O MOLDE

Sexta-feira acabei de modelar o protótipo da réplica do azulejo de Massarelos que irei produzir.

Demorei mais tempo do que estava à espera; nisto do modelar nunca sei bem se prefiro ir acrescentando o barro por camadas até adquirir o relevo pretendido ou se, pelo contrário, é melhor partir de um bloco inicial e ir removendo o material até chegar à forma desejada, de modo que vou fazendo uma mistura das duas técnicas; ora acrescento, ora removo e posso ficar nisto horas, sem avançar absolutamente nada, obcecada em tentar reproduzir o mais fielmente possível o motivo original e repetindo várias vezes para mim mesma “pronto, já está; agora os detalhes fazem-se no molde”, mas depois reparo num pormenor que não me parece bem e lá recomeça tudo – não direi infinitamente, porque nalguma altura tenho de terminar e sim, passar ao molde.
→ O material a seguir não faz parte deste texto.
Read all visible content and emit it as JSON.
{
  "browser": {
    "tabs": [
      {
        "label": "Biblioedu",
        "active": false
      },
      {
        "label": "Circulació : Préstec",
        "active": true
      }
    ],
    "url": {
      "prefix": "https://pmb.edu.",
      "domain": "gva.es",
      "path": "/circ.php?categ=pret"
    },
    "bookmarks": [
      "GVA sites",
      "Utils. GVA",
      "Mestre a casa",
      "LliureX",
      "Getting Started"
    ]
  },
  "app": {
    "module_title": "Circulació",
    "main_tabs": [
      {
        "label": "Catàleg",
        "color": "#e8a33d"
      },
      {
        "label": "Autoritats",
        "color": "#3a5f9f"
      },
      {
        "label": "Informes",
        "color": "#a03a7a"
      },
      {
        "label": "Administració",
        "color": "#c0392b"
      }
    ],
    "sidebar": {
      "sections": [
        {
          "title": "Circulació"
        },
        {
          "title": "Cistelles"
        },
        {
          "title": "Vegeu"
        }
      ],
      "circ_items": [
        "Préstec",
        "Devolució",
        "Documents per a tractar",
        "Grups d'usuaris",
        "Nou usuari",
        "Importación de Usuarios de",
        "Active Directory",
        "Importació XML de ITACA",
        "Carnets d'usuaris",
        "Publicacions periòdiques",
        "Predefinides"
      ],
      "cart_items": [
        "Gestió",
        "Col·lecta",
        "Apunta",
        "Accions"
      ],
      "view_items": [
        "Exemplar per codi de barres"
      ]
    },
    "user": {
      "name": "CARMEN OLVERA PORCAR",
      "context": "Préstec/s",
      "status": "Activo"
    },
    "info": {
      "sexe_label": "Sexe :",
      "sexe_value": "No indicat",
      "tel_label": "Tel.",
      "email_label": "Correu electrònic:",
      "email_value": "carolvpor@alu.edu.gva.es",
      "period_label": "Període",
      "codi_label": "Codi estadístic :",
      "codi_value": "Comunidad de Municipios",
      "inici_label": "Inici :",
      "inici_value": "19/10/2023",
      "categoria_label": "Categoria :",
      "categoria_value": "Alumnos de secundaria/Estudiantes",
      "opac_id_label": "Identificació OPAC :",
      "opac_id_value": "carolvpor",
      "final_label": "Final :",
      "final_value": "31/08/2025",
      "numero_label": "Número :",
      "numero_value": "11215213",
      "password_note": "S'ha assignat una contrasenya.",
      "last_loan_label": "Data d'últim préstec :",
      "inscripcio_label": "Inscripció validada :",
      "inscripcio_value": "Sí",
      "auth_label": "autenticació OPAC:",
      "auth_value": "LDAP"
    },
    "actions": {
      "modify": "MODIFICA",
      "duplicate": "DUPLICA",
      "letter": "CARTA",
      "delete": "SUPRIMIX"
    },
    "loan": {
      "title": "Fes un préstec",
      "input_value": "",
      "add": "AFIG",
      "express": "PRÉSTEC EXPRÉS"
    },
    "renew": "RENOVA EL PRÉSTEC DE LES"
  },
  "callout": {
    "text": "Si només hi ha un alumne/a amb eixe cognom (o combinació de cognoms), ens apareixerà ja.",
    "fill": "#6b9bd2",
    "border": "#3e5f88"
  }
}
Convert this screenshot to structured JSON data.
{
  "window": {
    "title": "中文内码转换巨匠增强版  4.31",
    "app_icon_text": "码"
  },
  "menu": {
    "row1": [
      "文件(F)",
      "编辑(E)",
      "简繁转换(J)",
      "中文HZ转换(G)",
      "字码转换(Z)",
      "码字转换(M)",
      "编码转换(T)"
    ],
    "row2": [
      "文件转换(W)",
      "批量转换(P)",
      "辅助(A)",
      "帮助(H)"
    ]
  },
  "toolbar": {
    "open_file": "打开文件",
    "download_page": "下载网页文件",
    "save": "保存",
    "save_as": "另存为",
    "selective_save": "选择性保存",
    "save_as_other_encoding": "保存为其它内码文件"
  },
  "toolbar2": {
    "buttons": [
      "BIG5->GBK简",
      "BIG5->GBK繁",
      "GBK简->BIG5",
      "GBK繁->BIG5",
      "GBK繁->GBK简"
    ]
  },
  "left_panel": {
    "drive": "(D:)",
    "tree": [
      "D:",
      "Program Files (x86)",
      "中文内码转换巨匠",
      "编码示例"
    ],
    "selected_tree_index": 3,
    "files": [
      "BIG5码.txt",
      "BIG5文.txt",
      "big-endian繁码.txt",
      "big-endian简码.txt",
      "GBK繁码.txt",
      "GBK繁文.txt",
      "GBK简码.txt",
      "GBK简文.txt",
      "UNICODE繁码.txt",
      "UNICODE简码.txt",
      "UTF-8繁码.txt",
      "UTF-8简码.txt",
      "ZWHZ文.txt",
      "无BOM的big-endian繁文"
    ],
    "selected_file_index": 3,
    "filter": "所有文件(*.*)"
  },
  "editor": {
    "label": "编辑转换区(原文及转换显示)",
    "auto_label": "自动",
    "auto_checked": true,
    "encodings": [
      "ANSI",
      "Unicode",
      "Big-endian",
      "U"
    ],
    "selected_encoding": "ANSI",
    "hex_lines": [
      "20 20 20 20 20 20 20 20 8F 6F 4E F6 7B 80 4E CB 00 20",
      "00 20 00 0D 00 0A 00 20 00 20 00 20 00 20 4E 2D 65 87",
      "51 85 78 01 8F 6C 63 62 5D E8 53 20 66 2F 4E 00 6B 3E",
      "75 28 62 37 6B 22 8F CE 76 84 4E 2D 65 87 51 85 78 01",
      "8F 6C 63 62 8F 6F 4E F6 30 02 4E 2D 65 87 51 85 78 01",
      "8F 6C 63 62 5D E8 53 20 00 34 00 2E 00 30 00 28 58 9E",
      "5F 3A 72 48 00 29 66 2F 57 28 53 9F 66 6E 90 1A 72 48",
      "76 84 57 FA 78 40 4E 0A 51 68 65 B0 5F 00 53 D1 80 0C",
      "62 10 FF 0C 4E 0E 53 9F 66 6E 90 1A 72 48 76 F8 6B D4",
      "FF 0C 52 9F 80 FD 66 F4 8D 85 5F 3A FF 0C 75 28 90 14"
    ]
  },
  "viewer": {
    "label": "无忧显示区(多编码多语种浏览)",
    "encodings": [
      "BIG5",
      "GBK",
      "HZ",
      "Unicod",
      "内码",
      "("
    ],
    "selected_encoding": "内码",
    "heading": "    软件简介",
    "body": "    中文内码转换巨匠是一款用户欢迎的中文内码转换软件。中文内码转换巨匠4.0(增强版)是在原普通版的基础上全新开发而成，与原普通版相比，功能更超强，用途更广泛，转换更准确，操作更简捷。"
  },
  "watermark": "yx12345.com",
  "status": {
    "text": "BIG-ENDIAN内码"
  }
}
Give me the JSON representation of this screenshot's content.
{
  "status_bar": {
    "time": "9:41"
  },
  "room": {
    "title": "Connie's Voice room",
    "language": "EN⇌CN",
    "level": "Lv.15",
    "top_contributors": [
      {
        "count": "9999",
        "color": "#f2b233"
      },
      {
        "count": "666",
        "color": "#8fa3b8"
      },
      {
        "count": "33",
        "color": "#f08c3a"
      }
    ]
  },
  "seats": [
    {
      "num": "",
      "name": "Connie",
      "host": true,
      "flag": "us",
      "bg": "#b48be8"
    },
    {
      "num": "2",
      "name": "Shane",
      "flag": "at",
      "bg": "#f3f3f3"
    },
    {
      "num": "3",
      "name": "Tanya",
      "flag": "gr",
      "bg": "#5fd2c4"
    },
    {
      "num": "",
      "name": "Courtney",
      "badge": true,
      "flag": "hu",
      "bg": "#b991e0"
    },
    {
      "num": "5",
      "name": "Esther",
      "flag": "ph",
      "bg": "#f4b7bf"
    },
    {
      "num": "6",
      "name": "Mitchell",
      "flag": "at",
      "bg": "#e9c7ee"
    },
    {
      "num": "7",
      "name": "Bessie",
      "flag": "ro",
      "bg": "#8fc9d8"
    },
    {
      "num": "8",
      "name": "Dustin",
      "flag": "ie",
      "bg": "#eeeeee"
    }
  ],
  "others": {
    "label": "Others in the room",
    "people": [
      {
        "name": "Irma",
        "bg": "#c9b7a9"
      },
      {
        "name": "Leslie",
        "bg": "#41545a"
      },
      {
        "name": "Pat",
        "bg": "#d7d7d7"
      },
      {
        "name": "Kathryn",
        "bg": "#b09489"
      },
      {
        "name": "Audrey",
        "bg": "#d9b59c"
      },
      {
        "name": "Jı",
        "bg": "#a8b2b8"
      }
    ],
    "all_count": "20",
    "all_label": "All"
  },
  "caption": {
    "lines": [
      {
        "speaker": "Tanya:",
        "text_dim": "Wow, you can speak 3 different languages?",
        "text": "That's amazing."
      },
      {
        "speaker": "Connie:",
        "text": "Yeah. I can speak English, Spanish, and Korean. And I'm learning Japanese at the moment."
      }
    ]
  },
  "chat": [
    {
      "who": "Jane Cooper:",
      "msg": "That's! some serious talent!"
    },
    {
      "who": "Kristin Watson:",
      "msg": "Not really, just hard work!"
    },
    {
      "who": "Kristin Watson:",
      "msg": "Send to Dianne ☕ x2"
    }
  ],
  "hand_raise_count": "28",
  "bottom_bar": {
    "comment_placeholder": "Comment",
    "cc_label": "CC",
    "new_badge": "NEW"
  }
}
Hoje estive a fazê-lo. É igualmente viciante. É nesta fase que se executam os tais detalhes que falei há pouco e também os acabamentos finais. Aperfeiçoam-se relevos, avivam-se arestas, arredondam-se formas, alisa-se o fundo. Trabalha-se em negativo e com precisão e é preciso estar atento para não se fazer asneira, qualquer erro fica marcado no gesso. A tentação de se ficar ali a retocar, a retocar, é bastante grande, mas agora já não funciona o método de voltar a acrescentar material quando já se removeu demasiado. Ainda bem!

 

 

 

 

MASSARELOS E SACAVÉM

Às vezes – muitas vezes – acontecem-me coisas incríveis aqui na oficina.

Não sendo eu uma coleccionadora de azulejos, sinto-me uma privilegiada quando, completamente por acaso, me passam pelas mãos e ao mesmo tempo dois exemplares de azulejos tão característicos de duas das principais fábricas que funcionavam em pleno há cem anos e que estão agora ambas extintas – Massarelos, no Porto e Sacavém, em Lisboa; os dois grandes polos de produção industrial de cerâmica de então.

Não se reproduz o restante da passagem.